Billionaire hedge fund manager Ray Dalio is not only worried about the U.S. recession.

“This” is Trump’s international tariffs.

“The recession is two negative seasons of GDP, is there a little bit of going there. We always have these things. We have something deeper,” the investor and Bridgewater founder explained. “We have a breakdown of currency orders. We will change the currency order because we can’t spend the amount of money. So we have this problem. When we talk about the dollar and we talk about tariffs, we have it.”

He added that the situation the United States has faced is precedent. “The era like this is very much like the 1930s. I’ve learned history. This will repeat over and over again. So if you take tariffs, if you take debts, if you take rising forces to challenge existing forces, if you take these factors and look at these factors and look at these factors, these orders, systems, systems, very, very, very, very, very, very, very, very, very, very disruptive things can produce very, very good things. This can cause worse things.

After Welk asked Dalio to clarify (and point out that the 2008 recession was correctly predicted), he added that the United States was “at the juncture.”
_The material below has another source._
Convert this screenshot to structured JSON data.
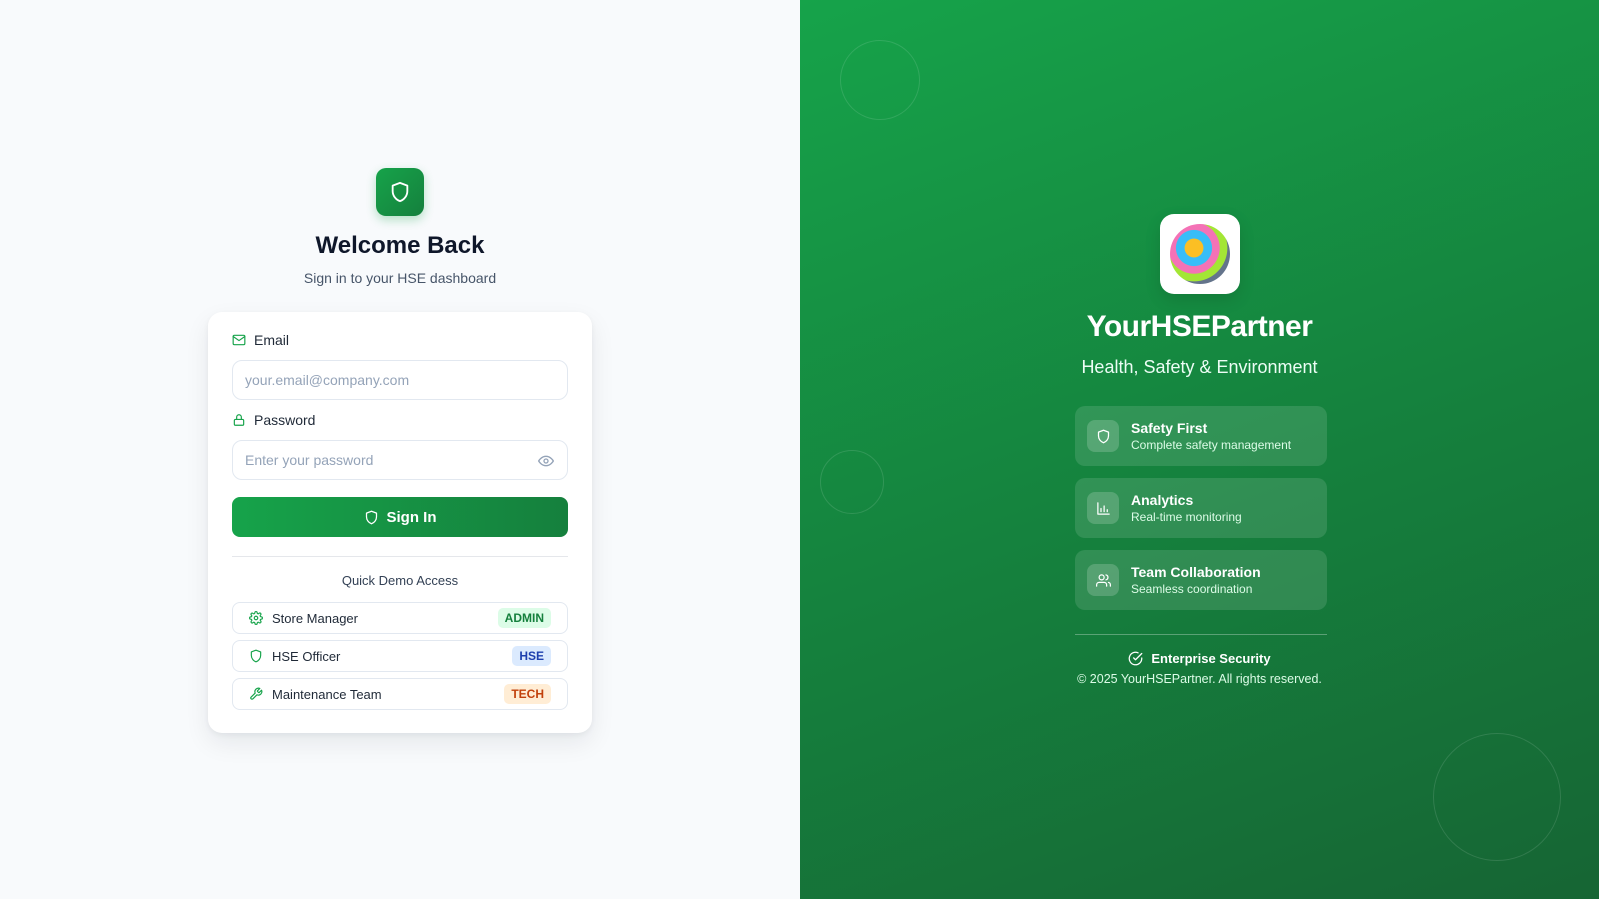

“Let’s take the budget. If the budget deficit can be reduced to 3% of GDP, then if there is no change, it will be about 7%. “If it can be reduced to about 3% of GDP and these trade deficits etc can be managed in the right way, then this can all be managed well. I believe that members of Congress should take the assurance, I call the 3% guarantee. In one way or another, they will encounter debt, and if they don’t, then we will have any problems than normal recession.”

Welk continued to push Dalio and asked him to name his “greatest fear” in terms of the financial crisis. “The value of money, what is wealth’s store wealth? That’s a kind of bond. In other words, one’s debt is the asset of another, the bondholder. So if that kind of wealth “shop holding” is in danger because there is too much supply and demand, and we have monetary inflation,” he explained. “We will suffer a lot of damage. It could be like the collapse of the monetary system of ’71. It might be like 2008. It will be very serious.”